A partnership or shareholders agreement should anticipate the eventual departure of a partner or shareholder. Sooner or later, an individual may want to retire or to realise part or all of their investment in the business. An exit may be the best way to resolve a difference of opinion on how to take the business forward. Or an individual might die or become incapacitated.
Without an agreement, these sorts of situation tend to lead to disputes and undesirable outcomes. A good agreement can protect the interests both of the individual who is leaving and the remaining partners or shareholders.
Key issues to consider include:
- How any shares or interest in the partnership will be valued.
- Who shares can be sold to, and whether the existing shareholders will have the right of first refusal.
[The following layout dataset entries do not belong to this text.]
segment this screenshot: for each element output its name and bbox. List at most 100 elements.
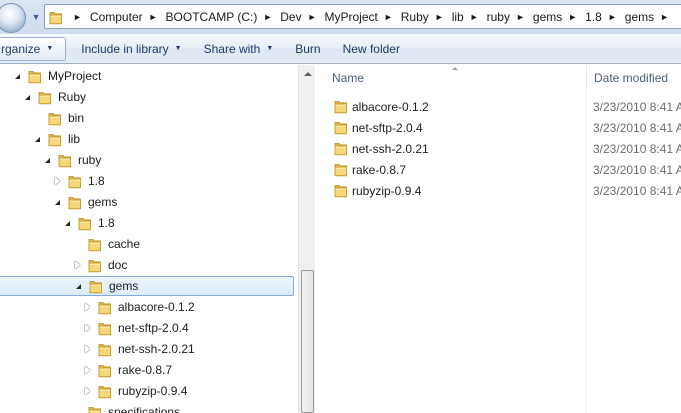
tree-item-label: ruby	[78, 153, 102, 167]
tree-item-label: Ruby	[58, 90, 87, 104]
expand-toggle[interactable]	[52, 176, 62, 186]
navigation-pane: MyProject Ruby bin lib ruby 1.8 gems 1.8 cache do…	[0, 65, 298, 413]
breadcrumb-separator-icon[interactable]: ►	[257, 12, 280, 22]
file-row[interactable]: rubyzip-0.9.4 3/23/2010 8:41 A	[315, 180, 681, 201]
tree-item[interactable]: net-ssh-2.0.21	[82, 339, 195, 359]
breadcrumb[interactable]: ► Computer ► BOOTCAMP (C:) ► Dev ► MyProject ► Ru…	[44, 4, 681, 29]
back-button[interactable]	[0, 3, 26, 33]
folder-icon	[88, 405, 102, 413]
tree-item[interactable]: gems	[52, 192, 117, 212]
breadcrumb-separator-icon[interactable]: ►	[143, 12, 166, 22]
tree-item-label: net-ssh-2.0.21	[118, 342, 195, 356]
include-in-library-button[interactable]: Include in library ▼	[70, 37, 192, 61]
collapse-toggle[interactable]	[73, 281, 83, 291]
share-with-button[interactable]: Share with ▼	[193, 37, 285, 61]
column-header-date-modified[interactable]: Date modified	[586, 65, 681, 91]
folder-icon	[78, 216, 92, 231]
folder-icon	[28, 69, 42, 84]
file-row[interactable]: albacore-0.1.2 3/23/2010 8:41 A	[315, 96, 681, 117]
breadcrumb-item[interactable]: ► 1.8	[562, 5, 602, 28]
chevron-down-icon: ▼	[266, 45, 274, 52]
collapsed-arrow-icon	[84, 324, 90, 332]
tree-item[interactable]: bin	[32, 108, 84, 128]
tree-item-label: albacore-0.1.2	[118, 300, 195, 314]
breadcrumb-separator-icon[interactable]: ►	[602, 12, 625, 22]
tree-item[interactable]: cache	[72, 234, 140, 254]
folder-icon	[88, 258, 102, 273]
breadcrumb-separator-icon[interactable]: ►	[67, 12, 90, 22]
breadcrumb-item[interactable]: ► Computer	[67, 5, 143, 28]
breadcrumb-label: Ruby	[400, 9, 429, 24]
breadcrumb-item[interactable]: ► Ruby	[378, 5, 429, 28]
breadcrumb-label: BOOTCAMP (C:)	[165, 9, 258, 24]
chevron-down-icon: ▼	[46, 45, 54, 52]
collapse-toggle[interactable]	[32, 134, 42, 144]
file-row[interactable]: net-sftp-2.0.4 3/23/2010 8:41 A	[315, 117, 681, 138]
breadcrumb-separator-icon[interactable]: ►	[654, 12, 677, 22]
folder-icon	[68, 174, 82, 189]
breadcrumb-item[interactable]: ► BOOTCAMP (C:)	[143, 5, 258, 28]
tree-item[interactable]: net-sftp-2.0.4	[82, 318, 189, 338]
organize-button[interactable]: rganize ▼	[0, 36, 67, 61]
tree-item[interactable]: specifications	[72, 402, 180, 413]
breadcrumb-item[interactable]: ► MyProject	[302, 5, 378, 28]
organize-label: rganize	[1, 41, 41, 56]
tree-item[interactable]: lib	[32, 129, 80, 149]
tree-item[interactable]: 1.8	[62, 213, 115, 233]
new-folder-label: New folder	[342, 41, 400, 56]
expanded-arrow-icon	[44, 157, 50, 163]
collapse-toggle[interactable]	[52, 197, 62, 207]
tree-item[interactable]: gems	[0, 276, 294, 296]
breadcrumb-item[interactable]: ► gems	[602, 5, 654, 28]
tree-item[interactable]: MyProject	[12, 66, 101, 86]
breadcrumb-separator-icon[interactable]: ►	[302, 12, 325, 22]
tree-item-label: bin	[68, 111, 85, 125]
breadcrumb-label: 1.8	[585, 9, 602, 24]
recent-pages-dropdown-icon[interactable]: ▼	[29, 8, 43, 26]
expand-toggle[interactable]	[82, 365, 92, 375]
tree-item[interactable]: doc	[72, 255, 127, 275]
folder-icon	[48, 111, 62, 126]
breadcrumb-item[interactable]: ► ruby	[464, 5, 510, 28]
tree-item[interactable]: rubyzip-0.9.4	[82, 381, 187, 401]
expanded-arrow-icon	[24, 94, 30, 100]
expand-toggle[interactable]	[82, 386, 92, 396]
file-row[interactable]: rake-0.8.7 3/23/2010 8:41 A	[315, 159, 681, 180]
tree-item[interactable]: 1.8	[52, 171, 105, 191]
breadcrumb-item[interactable]: ► gems	[510, 5, 562, 28]
breadcrumb-item[interactable]: ►	[654, 5, 677, 28]
breadcrumb-separator-icon[interactable]: ►	[464, 12, 487, 22]
expand-toggle[interactable]	[82, 344, 92, 354]
file-date-modified: 3/23/2010 8:41 A	[593, 141, 681, 156]
collapse-toggle[interactable]	[42, 155, 52, 165]
breadcrumb-item[interactable]: ► Dev	[257, 5, 301, 28]
burn-button[interactable]: Burn	[284, 37, 331, 61]
column-header-name[interactable]: Name	[315, 65, 586, 91]
new-folder-button[interactable]: New folder	[332, 37, 411, 61]
breadcrumb-separator-icon[interactable]: ►	[510, 12, 533, 22]
file-row[interactable]: net-ssh-2.0.21 3/23/2010 8:41 A	[315, 138, 681, 159]
folder-icon	[98, 384, 112, 399]
scroll-up-button[interactable]	[299, 65, 316, 82]
breadcrumb-separator-icon[interactable]: ►	[562, 12, 585, 22]
collapse-toggle[interactable]	[12, 71, 22, 81]
collapse-toggle[interactable]	[62, 218, 72, 228]
tree-item[interactable]: rake-0.8.7	[82, 360, 172, 380]
collapse-toggle[interactable]	[22, 92, 32, 102]
navigation-pane-scrollbar[interactable]	[298, 65, 315, 413]
expand-toggle[interactable]	[82, 323, 92, 333]
tree-item-label: cache	[108, 237, 141, 251]
breadcrumb-item[interactable]: ► lib	[429, 5, 464, 28]
breadcrumb-separator-icon[interactable]: ►	[429, 12, 452, 22]
collapsed-arrow-icon	[84, 345, 90, 353]
expand-toggle[interactable]	[82, 302, 92, 312]
tree-item[interactable]: Ruby	[22, 87, 86, 107]
scrollbar-thumb[interactable]	[301, 270, 314, 413]
folder-icon	[334, 99, 348, 114]
breadcrumb-separator-icon[interactable]: ►	[378, 12, 401, 22]
tree-item[interactable]: ruby	[42, 150, 101, 170]
tree-item-label: rake-0.8.7	[118, 363, 173, 377]
breadcrumb-label: MyProject	[324, 9, 378, 24]
expand-toggle[interactable]	[72, 260, 82, 270]
tree-item[interactable]: albacore-0.1.2	[82, 297, 195, 317]
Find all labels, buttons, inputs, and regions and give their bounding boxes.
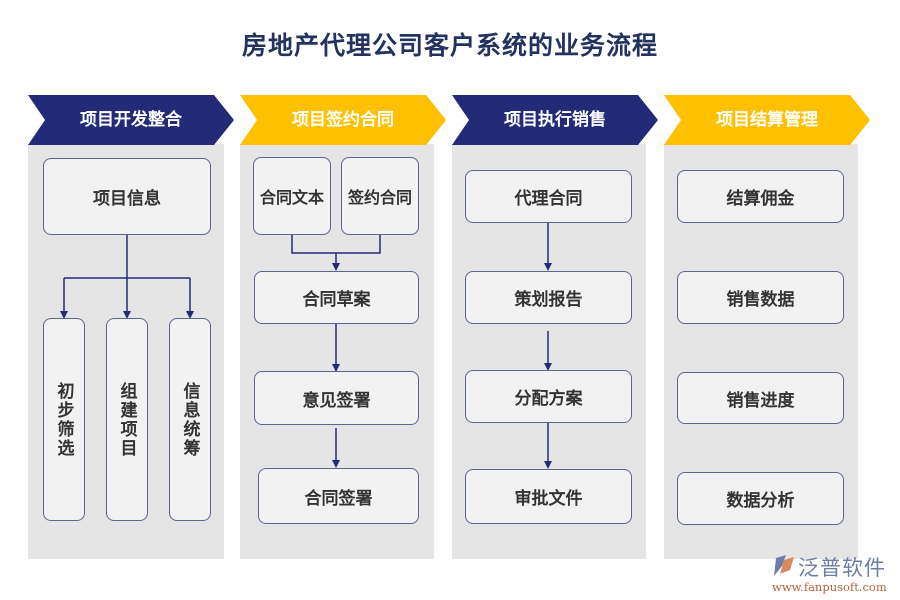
logo-url: www.fanpusoft.com [772,580,887,594]
stage-3-header: 项目执行销售 [452,95,658,145]
node-settle-commission: 结算佣金 [677,170,844,223]
stage-2-header: 项目签约合同 [240,95,446,145]
node-planning-report: 策划报告 [465,271,632,324]
logo-name: 泛普软件 [798,556,886,580]
node-project-info: 项目信息 [43,158,211,235]
node-opinion-signing: 意见签署 [254,371,419,425]
stage-1-label: 项目开发整合 [80,110,182,130]
stage-1-header: 项目开发整合 [28,95,234,145]
node-sign-contract: 签约合同 [341,157,419,235]
node-sales-data: 销售数据 [677,271,844,324]
node-contract-draft: 合同草案 [254,271,419,324]
page-title: 房地产代理公司客户系统的业务流程 [241,31,658,60]
node-agency-contract: 代理合同 [465,170,632,223]
node-info-coordination: 信息统筹 [169,318,211,521]
node-allocation-plan: 分配方案 [465,370,632,423]
node-initial-screening: 初步筛选 [43,318,85,521]
logo-icon [774,555,794,576]
node-sales-progress: 销售进度 [677,372,844,424]
stage-4-label: 项目结算管理 [716,110,818,130]
node-contract-text: 合同文本 [253,157,331,235]
node-build-project: 组建项目 [106,318,148,521]
node-approval-documents: 审批文件 [465,469,632,524]
stage-4-header: 项目结算管理 [664,95,870,145]
stage-3-label: 项目执行销售 [504,110,606,130]
node-contract-signing: 合同签署 [258,468,419,524]
stage-2-label: 项目签约合同 [292,110,394,130]
node-data-analysis: 数据分析 [677,472,844,525]
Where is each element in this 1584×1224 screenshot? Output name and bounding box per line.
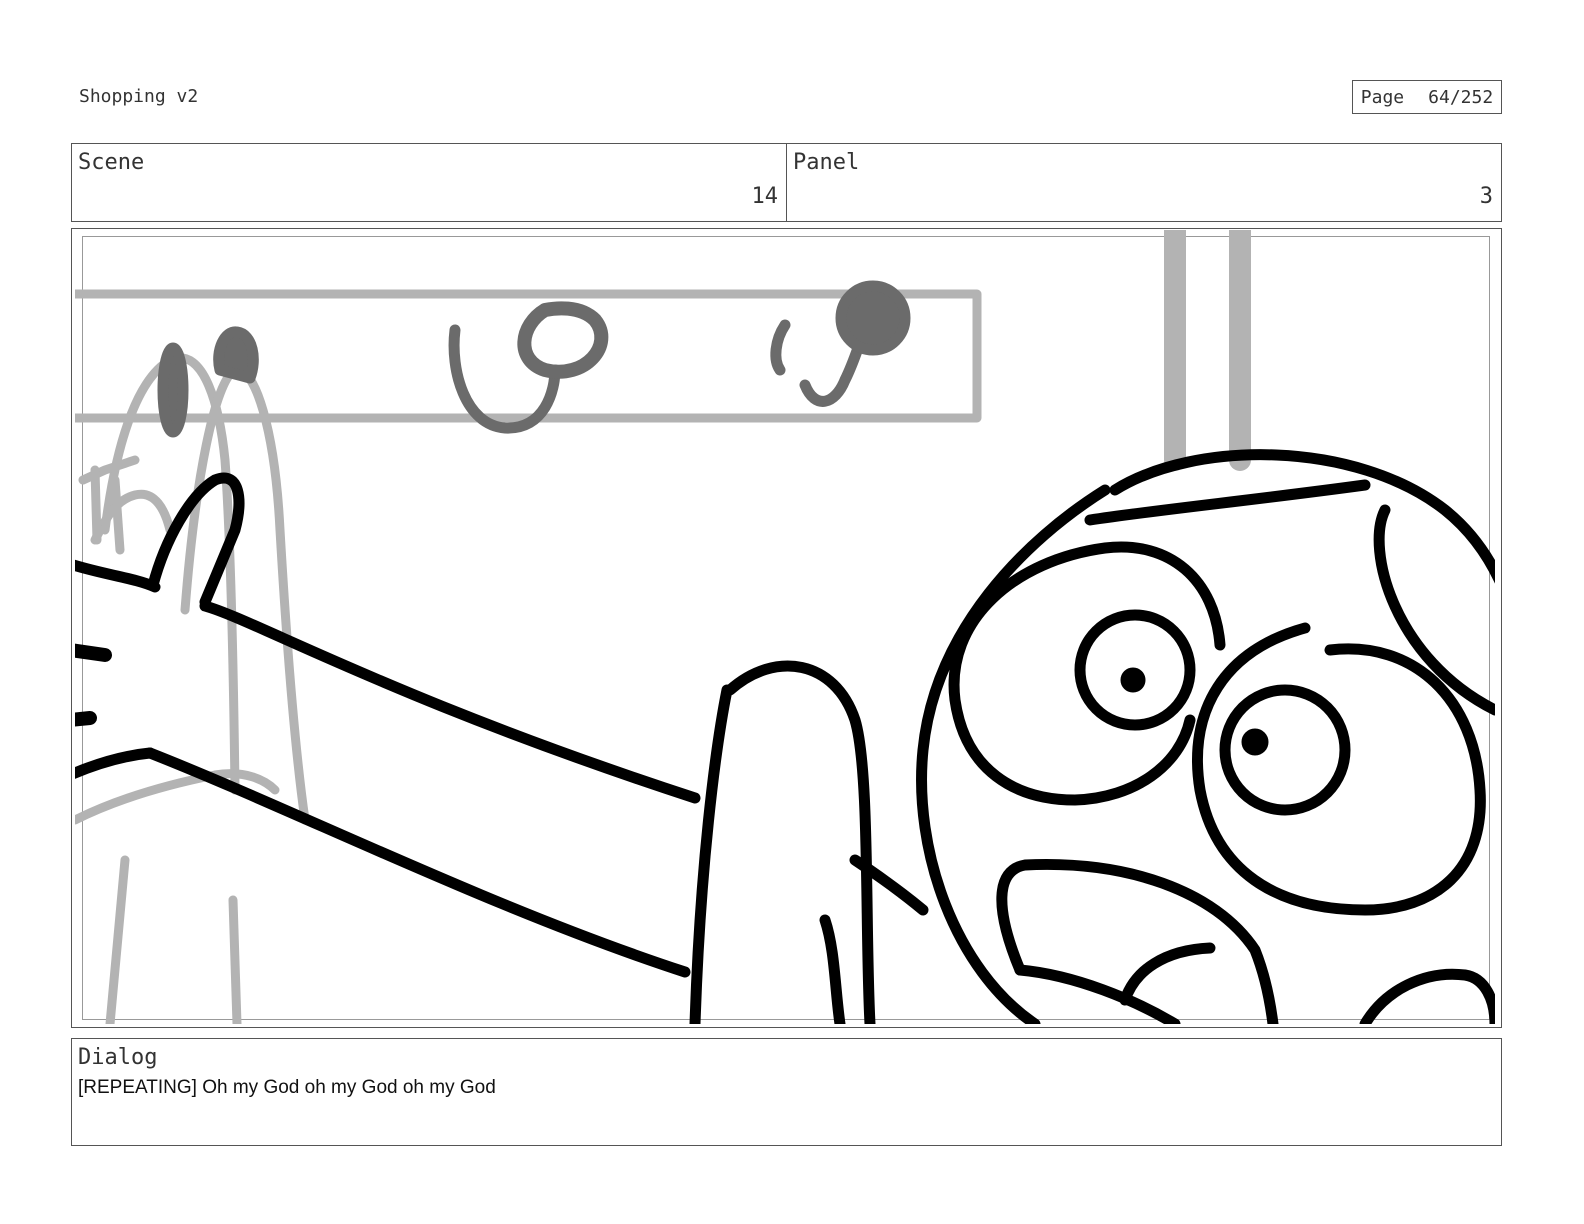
- hook-2: [213, 326, 259, 384]
- dialog-text: [REPEATING] Oh my God oh my God oh my Go…: [78, 1077, 496, 1098]
- hook-1: [157, 342, 189, 438]
- dialog-section: Dialog [REPEATING] Oh my God oh my God o…: [71, 1038, 1502, 1146]
- right-pupil-ring: [1219, 684, 1351, 816]
- panel-cell: Panel 3: [786, 144, 1501, 221]
- character-linework: [75, 449, 1495, 1024]
- scene-label: Scene: [78, 150, 145, 175]
- storyboard-sketch: [75, 230, 1495, 1024]
- dialog-label: Dialog: [78, 1045, 158, 1070]
- scene-panel-row: Scene 14 Panel 3: [71, 143, 1502, 222]
- page-label: Page: [1360, 86, 1405, 108]
- scene-number: 14: [751, 184, 779, 209]
- right-pupil: [1241, 728, 1269, 756]
- document-title: Shopping v2: [79, 86, 199, 107]
- page-number: 64/252: [1428, 86, 1494, 108]
- page-indicator: Page 64/252: [1352, 80, 1502, 114]
- panel-number: 3: [1479, 184, 1493, 209]
- left-pupil: [1120, 667, 1146, 693]
- scene-cell: Scene 14: [72, 144, 786, 221]
- hook-4: [770, 319, 791, 376]
- coat-hooks: [157, 280, 911, 438]
- hand-edge: [75, 559, 161, 593]
- hook-3: [448, 324, 561, 434]
- arm-top-edge: [199, 600, 701, 804]
- panel-label: Panel: [793, 150, 860, 175]
- shoulder: [724, 660, 876, 1024]
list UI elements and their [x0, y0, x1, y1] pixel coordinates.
- Where the remaining shareholders or partners are buying out an individual, how they will be able to finance this.
- How the interests of various shareholders can be balanced — for example, if a majority shareholder wishes to sell.
- What will happen to an individual’s shares (or partnership interest) if they become insolvent, get divorced or die.
- What will happen if an individual is no longer able to carry out their role.
- What will happen if the owner-managers or business partners no longer wish to work together — for example, whether an individual can be forced out.
- What notice is required if an individual wishes to leave the business or sell their shares.
- Any restrictions that will apply after someone has resigned — for example, stopping them working for a competing business.